Continued from page 3

Published on March 21, 2002

The Eels, on the other hand, were astonishing from jump: Two songs into their set at La Zona Rosa, front man Mark "E" Everett led guitarist Joe Gore (of PJ Harvey's band) and drummer Butch through a dank, sinister rendition of Missy Elliott's "Get Ur Freak On"; you couldn't tell whether to grin or run. Behind his sunglasses and Unabomber beard and beneath his wool cap, Everett made a beautiful noise, vacillating between a punk-rock circus and a high school recital. For its efforts, the band was rewarded with that rarest of SXSW occurrences: an encore. Just as perfect was Neil Finn, the former Crowded House front man blessed with a band that features Wendy Melvoin (ex of Prince's Revolution), Lisa Germano (who's released her own excellent albums on 4AD) and ex-Soul Coughing bassist Sebastian Steinberg. Finn proved, over the ruckus made by most SXSW attendees (who still wanna be the next Nirvana, apparently), that a man in his 40s can still make rock pop.

The best thing you can say about any band is that after hearing it once, you want to hear it forever--and you'll even pay for its albums, which, coming from someone who gets a bunch for free, pretty much says it all. It was disappointing, then, to discover after hearing My Morning Jacket twice that most of the songs the Kentucky band performed during SXSW were from its still-unrecorded third album. My Morning Jacket plays something not easily described--country, sorta; Southern rock, kinda; pop, maybe; rock, no duh. To not have that music in hand, to not be able to revisit it again and again when you want and need it, is like having someone whisper you the greatest secret without being able to tell anyone else.
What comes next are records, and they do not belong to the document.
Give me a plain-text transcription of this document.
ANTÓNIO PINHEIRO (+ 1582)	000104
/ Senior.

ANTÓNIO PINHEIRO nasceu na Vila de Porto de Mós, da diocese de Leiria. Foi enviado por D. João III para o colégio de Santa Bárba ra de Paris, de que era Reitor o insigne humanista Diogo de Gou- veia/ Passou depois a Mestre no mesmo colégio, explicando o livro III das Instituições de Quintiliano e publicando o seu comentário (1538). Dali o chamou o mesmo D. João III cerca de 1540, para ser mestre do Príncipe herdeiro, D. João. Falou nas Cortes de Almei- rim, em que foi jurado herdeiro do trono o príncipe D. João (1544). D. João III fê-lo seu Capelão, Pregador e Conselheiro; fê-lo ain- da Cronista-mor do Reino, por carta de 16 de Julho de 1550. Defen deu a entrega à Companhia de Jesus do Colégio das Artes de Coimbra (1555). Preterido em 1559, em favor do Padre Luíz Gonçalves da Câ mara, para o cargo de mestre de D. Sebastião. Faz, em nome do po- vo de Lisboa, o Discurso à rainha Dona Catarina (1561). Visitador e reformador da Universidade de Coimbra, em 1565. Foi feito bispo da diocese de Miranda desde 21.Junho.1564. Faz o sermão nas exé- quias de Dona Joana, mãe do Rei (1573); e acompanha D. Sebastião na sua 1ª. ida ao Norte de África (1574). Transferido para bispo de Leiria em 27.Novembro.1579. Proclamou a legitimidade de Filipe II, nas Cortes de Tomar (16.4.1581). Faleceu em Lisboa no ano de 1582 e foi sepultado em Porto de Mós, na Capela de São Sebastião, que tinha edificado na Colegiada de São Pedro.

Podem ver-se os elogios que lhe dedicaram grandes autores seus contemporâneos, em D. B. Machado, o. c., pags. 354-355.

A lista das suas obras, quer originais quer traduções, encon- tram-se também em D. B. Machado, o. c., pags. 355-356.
But to me, the greatest South by Southwest moment is one that replays itself each night, and has for years. For hours and hours, Mary Lou Lord--one-time Sony Music signee and former Kurt Cobain lover--plays on the corner of Sixth and Brazos, outside a downtown Austin strip mall. She will strum and sing from 10 p.m. until the drunks and deviants run her off the corner, usually sometime before 4 a.m. Lord is no Norah Jones (might have been, once upon a long time ago), and she is no Dan Bryk, a comer forever looking up and wondering what might have been. She's in the middle, the worst place in the music business--trapped in the quicksand, teased by the fleeting success that shouts something indecipherable at her on its way to see some bigger, better buzz band. She's still around--her version of Daniel Johnston's "Speeding Motorcycle" recently turned up in a Target ad--but you can only be the Next Big Thing once. You can't surprise anyone twice.

At 3:30 a.m. Saturday, Lord, clad in a red jacket and black wool, endured the shouts ("Jewel!" screamed some smart-ass filing out of an after-hours party nearby, where OK GO and the Promise Ring entertained the free-drink crowd) and picked up pocket change every night, selling her CDs and singing in that tiny baby voice of hers. Nearby, a bearded homeless man fought with an empty cigarette pack; winos huddled around and shushed the loud and inattentive. Lord even had a showcase forthcoming Saturday night, but still she serenaded the chilly night and the curious and bored and stoned for hours and hours. Near the end of her never-ending set, she sang "Thunder Road," and in that setting, it sounded sad and brand-new--as though she'd written it on the spot, for anyone who cared to listen. She sang of promised lands, of how people scream your name at night, about how she taught her guitar to talk and about how she was gonna get out of this town full of losers. "I'm pulling out of here to win," and for that moment, you kinda believed her.